Por la noche vuelven las pesadillas y Mena no tiene a quién abrazar; piensa en el osito pero el recuerdo de los ojos del maniquí la distrae, se enoja como cuando pasa frente a la vidriera y la mujer con ropa de moda no se inmuta ante la visión del peluche, le molestan los ojos perdidos, le molesta que el maniquí no proteja al oso, no sabe explicar por qué últimamente sus pesadillas contienen más plástico que sangre, ahora sí, mañana le pido el osito a mi mamá.
Mañana, cuando Mena y su madre pasen frente al aparador, la pequeña no adivinará los pensamientos de la mujer que mira cómo su hija camina metros adelante, se para frente a una vitrina con licuadoras, corbatas, el último disco de baladas y un maniquí a la moda, mientras anhela el osito de peluche que desde hace tiempo su madre sabe que quiere pero no ha podido comprarle.

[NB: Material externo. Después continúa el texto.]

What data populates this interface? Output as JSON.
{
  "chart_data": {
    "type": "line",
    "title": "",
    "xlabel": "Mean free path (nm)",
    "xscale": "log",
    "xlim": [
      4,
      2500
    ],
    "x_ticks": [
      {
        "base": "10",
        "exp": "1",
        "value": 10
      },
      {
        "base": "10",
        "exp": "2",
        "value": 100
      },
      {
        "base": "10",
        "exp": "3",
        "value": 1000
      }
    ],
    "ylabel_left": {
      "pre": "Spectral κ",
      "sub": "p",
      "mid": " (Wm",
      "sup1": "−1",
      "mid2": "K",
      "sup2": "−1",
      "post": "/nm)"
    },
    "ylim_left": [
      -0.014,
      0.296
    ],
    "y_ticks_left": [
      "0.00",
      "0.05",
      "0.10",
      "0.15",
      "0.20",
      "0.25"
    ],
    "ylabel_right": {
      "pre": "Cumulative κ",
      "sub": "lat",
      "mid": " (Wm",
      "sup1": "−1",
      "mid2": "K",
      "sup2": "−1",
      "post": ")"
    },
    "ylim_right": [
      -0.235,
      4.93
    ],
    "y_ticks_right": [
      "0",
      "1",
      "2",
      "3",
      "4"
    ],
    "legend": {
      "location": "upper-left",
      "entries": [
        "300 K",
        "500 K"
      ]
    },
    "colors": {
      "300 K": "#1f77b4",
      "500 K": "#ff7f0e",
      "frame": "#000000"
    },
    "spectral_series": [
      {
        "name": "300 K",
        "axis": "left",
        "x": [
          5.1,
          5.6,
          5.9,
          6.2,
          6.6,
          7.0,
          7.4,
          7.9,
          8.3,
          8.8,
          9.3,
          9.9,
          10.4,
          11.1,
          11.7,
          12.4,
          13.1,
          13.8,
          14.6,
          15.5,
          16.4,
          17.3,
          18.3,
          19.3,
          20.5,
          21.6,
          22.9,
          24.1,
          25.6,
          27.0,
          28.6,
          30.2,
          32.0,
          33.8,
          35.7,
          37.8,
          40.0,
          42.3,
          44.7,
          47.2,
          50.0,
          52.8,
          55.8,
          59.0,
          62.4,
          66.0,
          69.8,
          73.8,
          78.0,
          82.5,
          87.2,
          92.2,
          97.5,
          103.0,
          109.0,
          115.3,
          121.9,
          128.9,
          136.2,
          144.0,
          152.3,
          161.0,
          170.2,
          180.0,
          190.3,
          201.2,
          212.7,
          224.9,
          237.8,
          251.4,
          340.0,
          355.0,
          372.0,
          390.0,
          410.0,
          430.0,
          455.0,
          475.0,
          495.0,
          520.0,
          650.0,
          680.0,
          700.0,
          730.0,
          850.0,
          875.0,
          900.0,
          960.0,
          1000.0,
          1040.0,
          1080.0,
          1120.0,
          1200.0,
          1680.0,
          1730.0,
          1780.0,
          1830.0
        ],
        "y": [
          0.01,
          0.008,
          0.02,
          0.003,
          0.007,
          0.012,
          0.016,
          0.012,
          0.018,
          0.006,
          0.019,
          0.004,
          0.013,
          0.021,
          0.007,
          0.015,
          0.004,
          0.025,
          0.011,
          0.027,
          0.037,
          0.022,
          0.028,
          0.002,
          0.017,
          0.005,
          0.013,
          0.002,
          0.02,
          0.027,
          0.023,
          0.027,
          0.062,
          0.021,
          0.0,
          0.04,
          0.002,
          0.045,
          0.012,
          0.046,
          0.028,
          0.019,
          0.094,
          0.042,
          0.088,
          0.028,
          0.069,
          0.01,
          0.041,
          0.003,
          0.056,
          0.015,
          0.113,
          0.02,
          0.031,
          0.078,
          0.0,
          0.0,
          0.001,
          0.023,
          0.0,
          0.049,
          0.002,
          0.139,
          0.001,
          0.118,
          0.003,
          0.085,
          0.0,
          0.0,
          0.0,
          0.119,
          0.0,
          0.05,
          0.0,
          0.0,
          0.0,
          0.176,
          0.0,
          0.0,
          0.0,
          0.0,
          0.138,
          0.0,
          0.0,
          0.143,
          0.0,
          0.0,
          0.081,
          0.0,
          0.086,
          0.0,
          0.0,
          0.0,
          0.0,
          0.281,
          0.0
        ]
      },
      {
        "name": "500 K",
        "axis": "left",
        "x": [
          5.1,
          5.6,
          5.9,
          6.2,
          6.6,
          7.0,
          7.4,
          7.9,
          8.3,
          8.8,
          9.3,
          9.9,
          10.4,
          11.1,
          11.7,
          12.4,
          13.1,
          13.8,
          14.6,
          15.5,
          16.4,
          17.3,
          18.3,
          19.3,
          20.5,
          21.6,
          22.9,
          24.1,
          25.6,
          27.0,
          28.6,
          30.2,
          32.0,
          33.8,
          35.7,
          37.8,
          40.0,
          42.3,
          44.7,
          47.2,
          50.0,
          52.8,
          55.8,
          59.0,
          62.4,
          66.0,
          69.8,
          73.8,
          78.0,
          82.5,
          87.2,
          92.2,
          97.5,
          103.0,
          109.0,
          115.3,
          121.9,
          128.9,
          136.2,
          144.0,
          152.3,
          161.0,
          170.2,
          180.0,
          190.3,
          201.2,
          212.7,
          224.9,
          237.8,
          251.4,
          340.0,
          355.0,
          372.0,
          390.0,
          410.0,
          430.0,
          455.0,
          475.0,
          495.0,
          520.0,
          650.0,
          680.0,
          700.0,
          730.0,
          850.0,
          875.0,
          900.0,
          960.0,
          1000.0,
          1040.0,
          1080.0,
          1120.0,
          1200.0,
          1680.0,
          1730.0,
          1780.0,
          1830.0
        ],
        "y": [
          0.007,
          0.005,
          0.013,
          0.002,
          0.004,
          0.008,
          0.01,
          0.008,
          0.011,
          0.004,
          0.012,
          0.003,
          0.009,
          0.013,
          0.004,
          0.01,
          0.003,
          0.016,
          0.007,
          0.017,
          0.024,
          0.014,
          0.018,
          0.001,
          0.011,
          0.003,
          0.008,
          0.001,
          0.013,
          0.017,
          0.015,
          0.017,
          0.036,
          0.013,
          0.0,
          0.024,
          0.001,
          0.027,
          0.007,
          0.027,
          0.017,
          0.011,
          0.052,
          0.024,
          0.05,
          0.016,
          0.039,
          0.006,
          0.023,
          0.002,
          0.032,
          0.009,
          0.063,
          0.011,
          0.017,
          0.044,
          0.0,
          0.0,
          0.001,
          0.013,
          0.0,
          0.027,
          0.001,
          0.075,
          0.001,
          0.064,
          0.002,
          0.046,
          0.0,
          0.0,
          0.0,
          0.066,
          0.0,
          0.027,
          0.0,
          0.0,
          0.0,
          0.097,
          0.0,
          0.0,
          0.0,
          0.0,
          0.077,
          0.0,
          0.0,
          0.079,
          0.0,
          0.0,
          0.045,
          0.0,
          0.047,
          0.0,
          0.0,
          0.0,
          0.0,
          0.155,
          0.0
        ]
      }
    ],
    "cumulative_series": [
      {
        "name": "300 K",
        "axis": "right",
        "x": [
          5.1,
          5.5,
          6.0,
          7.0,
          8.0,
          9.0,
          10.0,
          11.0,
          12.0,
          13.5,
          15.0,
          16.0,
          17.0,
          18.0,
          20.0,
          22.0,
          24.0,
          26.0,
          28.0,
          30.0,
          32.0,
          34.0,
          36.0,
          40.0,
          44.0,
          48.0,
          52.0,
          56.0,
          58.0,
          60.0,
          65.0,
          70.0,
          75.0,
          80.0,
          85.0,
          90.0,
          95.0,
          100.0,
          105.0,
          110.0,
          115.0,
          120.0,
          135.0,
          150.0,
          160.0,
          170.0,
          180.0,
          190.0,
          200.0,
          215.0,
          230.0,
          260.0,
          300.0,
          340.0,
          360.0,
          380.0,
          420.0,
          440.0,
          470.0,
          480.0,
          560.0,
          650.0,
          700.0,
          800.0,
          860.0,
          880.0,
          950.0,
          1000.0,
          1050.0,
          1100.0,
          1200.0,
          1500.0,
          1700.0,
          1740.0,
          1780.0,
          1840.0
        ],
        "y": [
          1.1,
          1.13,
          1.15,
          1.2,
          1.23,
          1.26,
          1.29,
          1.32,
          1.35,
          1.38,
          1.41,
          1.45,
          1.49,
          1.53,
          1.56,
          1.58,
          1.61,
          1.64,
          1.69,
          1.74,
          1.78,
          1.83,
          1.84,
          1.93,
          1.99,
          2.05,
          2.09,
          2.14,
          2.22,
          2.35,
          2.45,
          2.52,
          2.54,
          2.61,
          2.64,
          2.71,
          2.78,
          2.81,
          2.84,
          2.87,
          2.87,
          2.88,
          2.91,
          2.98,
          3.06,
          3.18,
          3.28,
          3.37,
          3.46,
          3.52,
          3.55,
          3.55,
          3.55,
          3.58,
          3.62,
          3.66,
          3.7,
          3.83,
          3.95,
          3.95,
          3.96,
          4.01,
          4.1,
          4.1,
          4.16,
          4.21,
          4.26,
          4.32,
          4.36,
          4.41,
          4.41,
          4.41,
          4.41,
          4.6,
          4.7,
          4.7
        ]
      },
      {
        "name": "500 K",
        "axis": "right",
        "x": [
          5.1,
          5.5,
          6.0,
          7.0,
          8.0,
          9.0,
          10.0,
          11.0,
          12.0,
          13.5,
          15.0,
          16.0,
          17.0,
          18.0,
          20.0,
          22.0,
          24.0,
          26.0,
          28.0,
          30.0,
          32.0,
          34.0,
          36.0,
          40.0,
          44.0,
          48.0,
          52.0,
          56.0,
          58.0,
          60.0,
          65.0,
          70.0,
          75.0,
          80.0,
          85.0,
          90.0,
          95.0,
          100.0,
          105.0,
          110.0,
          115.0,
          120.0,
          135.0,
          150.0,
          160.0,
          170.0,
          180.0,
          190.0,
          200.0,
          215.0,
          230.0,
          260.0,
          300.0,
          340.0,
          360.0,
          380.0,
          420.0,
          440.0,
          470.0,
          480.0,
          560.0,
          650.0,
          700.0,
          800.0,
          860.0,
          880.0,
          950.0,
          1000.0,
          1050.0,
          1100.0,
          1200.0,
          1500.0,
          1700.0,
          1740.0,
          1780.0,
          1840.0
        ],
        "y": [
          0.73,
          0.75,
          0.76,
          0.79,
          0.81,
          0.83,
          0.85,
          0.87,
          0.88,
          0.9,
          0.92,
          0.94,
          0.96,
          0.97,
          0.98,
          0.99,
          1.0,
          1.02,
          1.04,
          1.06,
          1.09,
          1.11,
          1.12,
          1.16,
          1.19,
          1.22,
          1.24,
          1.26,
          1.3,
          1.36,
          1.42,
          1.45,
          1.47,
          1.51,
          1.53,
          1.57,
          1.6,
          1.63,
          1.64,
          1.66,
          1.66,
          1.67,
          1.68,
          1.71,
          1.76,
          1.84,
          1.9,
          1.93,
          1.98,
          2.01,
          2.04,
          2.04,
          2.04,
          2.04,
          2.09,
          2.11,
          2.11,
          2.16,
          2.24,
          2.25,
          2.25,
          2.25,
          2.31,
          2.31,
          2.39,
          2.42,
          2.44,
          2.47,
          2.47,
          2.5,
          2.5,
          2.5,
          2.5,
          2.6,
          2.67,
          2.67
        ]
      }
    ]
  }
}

Mena no imaginará los pensamientos de su madre, la mente de la mamá moviendo ideas, considerando matices y macerando martirios, como el esfuerzo mismo de mantener a Mena matriculada en esa escuela, la molestia de mirar en las mañanas y a veces en las tardes a miles de mamás maquilladas y con metros y metros de pasos meticulosamente medidos, desde que era niña maldiciendo a la abuela de Mena, y más en este momento en que manifiesta casi en voz alta los motivos: mi mamá mantendrá mejor a Mena, mañana martes, por mucho el miércoles, unos martinis, medicamentos, de modo simple, la manera es lo de menos, y Mena, el día después de mañana mirando a mamá muerta con la mirada fija, como el maniquí que no miraba al monito, mamá con mirada fija sin mirar a Mena, que se pregunta si la abuela le comprará el osito, le preguntará mañana.